Researchers from Madrid explain a phenomenon that allows the direction of light emission to be controlled at the atomic scale. The paper provides a detailed explanation of how the profile of the light collected in a scanning tunneling microscope (STM) experiments changes when the tip is placed on an atomic step.
The properties of light in the far field are determined by what happens in the near field. The manipulation of light at the nanometer scale, below its wavelength, can be carried out in STM microscopes because the electromagnetic field is extremely confined between two metal nanostructures, the tip of the microscope and the sample, both separated by a typical distance of 1 nanometer. This configuration is called a nanocavity.
If an element is introduced into this nanocavity, such as an atomic defect, the system becomes a picocavity and has unique properties. It has been observed that, by introducing atomic steps into the nanocavities, it is possible to modify the direction of light emission in the experiments. This phenomenon, which researchers had previously observed, lacked a scientific explanation until now.
Researchers at IMDEA Nanociencia (Spain), led by Alberto Martín Jiménez and Roberto Otero, have made measurements of the radiated light in an experiment with a picoantenna composed of a gold STM tip and a smooth surface of silver atoms with an atomic step.
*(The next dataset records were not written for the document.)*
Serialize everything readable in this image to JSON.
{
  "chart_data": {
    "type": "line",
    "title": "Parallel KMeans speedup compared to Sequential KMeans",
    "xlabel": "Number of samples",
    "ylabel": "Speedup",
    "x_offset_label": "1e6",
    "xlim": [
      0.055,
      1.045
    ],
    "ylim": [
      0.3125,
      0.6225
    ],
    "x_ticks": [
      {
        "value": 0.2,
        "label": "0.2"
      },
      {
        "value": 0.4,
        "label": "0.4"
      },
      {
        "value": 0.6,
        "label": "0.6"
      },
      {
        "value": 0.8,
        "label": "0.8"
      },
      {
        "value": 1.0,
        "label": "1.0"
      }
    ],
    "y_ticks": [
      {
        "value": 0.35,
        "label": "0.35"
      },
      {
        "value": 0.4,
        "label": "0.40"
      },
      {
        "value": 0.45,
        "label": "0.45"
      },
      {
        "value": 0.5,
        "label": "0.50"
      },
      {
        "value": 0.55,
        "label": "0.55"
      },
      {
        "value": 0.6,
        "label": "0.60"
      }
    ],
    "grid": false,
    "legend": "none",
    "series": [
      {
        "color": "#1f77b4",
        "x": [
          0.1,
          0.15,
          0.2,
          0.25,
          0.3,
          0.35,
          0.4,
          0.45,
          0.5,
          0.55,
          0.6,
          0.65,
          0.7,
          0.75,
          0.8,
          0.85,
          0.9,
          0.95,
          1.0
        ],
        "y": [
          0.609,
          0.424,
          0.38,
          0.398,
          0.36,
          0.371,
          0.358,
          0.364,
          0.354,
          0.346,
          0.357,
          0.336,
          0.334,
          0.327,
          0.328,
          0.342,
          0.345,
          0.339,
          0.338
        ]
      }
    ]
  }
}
The findings are published in the journal Science Advances.
During a typical measurement with an STM microscope, the tip travels across the sample, sweeping the surface back and forth as it picks up the signal. The researchers observed that the light emitted by each electron tunneling with the right energy on a monatomic step can be greater or less than that collected when the electron is injected into the atomically flat part of the surface.
By a comprehensive characterization of the light emitted by many steps, the researchers realized that the parameter that governs the intensity of light per electron is the relative orientation between the directions of the step and the direction of light collection, thus demonstrating that the emission of light is not equally distributed in all directions of space, but some are preferred to others with a cardioid-type directional profile.
In collaboration with researchers at IFIMAC-UAM, the authors elucidated the mechanism by which light emission is modified. In their work, they rationalize that in cavities as small as those between the tip and the STM sample an atomic size defect is enough to cause a significant redistribution of the electric field.
The effect is very different on both sides of the step, thus explaining why the angular profile of light emission depends on the orientation of the step. This phenomenon can be exploited to make a picoantenna, an element at the nanoscale with which to control the directionality of the emitted light.
Thus, in order to determine the electromagnetic field (light) emitted in the near field, it is not only necessary to take into account the point-sample structure of the microscope, but also the configuration and defects of the sample being swept, at the atomic scale, since a single atomic defect can modify the direction in which this radiation is emitted.
The authors see potential in this method to eventually tune the direction of light emission from molecules, quantum dots, or other quantum emitters. Investigating the optical properties of atomic objects is crucial not only to advance our knowledge but also to be able to design systems that have applications, for example, in quantum computing.